With Losing Alice, which becomes available Friday on Apple TV+, we get the chance to see a new one in its original Israeli incarnation.
Losing Alice, which runs eight episodes, isn't a breezy watch. It's a dark, sometimes disturbing, psychological drama involving two female writers and filmmakers whose paths cross in a fascinating dance, sometimes affectionate, sometimes tense, and riddled with unspoken subtext about what we want from life and the price we will pay to get it.
Ayelet Zurer (top) plays Alice Ginor, who at 48 is a successful and well-known author and filmmaker. On the surface, she has one of those dream lives, married to film star David Bareket (Gal Toren) with a couple of lovely children.
But she also feels the clock ticking. Years ago, she was a cutting-edge writer and filmmaker, prominent in the cultural conversation for work that was seen as a daring exploration of female sexuality.
Since she stepped back to raise her family, she has become more like a godmother to a new generation of writers. She does some teaching, she directs commercials. There don't seem to be any significant traumas in her life, but something is missing, and both she and David sense it.
Enter a random coincidence.
On a train ride home, she is engaged in conversation by Sophie Marciano (Lihi Kornowski), a 24-year-old woman who, at first, just seems to be a fan, talking about how much she was affected and influenced by Alice's earlier work.
While their conversation spools out into more than a casual fan encounter, Alice gets off at her stop and would think little more about it except that Sophie is also a writer, and it turns out she has sent her first screenplay script to David.
When Alice gets home and brings it up, David says yes, he got the script. In fact, he emailed Alice about it two weeks earlier. She just hadn't checked her email, which is why she didn't know about it.
He says he likes it and is considering doing it. Her interest piqued, Alice prints out the script and stays up half the night reading it.
It awakens everything from which she feels like she's drifted away – inspiration, urgency, contemporary relevance. She realizes she wants to matter again.
Game on.
From this setup, Losing Alice spins a complex relationship between Alice and Sophie while exploring the impact of Alice's reawakened ambition on the other people around her, including her family.

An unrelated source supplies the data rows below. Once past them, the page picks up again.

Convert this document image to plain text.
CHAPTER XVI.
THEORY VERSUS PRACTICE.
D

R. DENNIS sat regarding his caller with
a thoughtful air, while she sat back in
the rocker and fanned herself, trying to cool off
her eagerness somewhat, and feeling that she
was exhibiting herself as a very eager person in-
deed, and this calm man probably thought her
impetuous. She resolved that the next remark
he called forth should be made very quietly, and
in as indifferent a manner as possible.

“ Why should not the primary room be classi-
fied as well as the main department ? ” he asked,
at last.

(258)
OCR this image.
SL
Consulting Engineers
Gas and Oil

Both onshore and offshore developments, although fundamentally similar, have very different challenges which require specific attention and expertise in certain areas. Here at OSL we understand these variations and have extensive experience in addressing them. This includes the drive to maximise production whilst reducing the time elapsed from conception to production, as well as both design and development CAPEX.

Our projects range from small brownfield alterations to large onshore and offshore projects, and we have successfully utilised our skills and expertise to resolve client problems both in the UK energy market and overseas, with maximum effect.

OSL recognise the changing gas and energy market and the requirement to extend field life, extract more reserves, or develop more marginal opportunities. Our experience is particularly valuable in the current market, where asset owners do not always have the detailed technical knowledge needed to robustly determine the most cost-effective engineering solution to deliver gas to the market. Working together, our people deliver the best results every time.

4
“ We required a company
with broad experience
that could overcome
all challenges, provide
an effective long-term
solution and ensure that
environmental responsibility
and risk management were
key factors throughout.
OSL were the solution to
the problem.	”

Zurer never plays Alice as a lost soul. She has a keen sense of herself, and she understands what she's doing, both the admirable and the less admirable things.
Sophie has a different sort of self-awareness, sometimes seemingly manipulative, but also more naïve simply because she hasn't lived as long.
The bridge between them is further enriched, or complicated, by the production of Sophie's movie script, which adds its own psychological twists, many of them disturbing.
Since Losing Alice uses subtitles for American viewers, it requires paying attention. That's good. So does the story.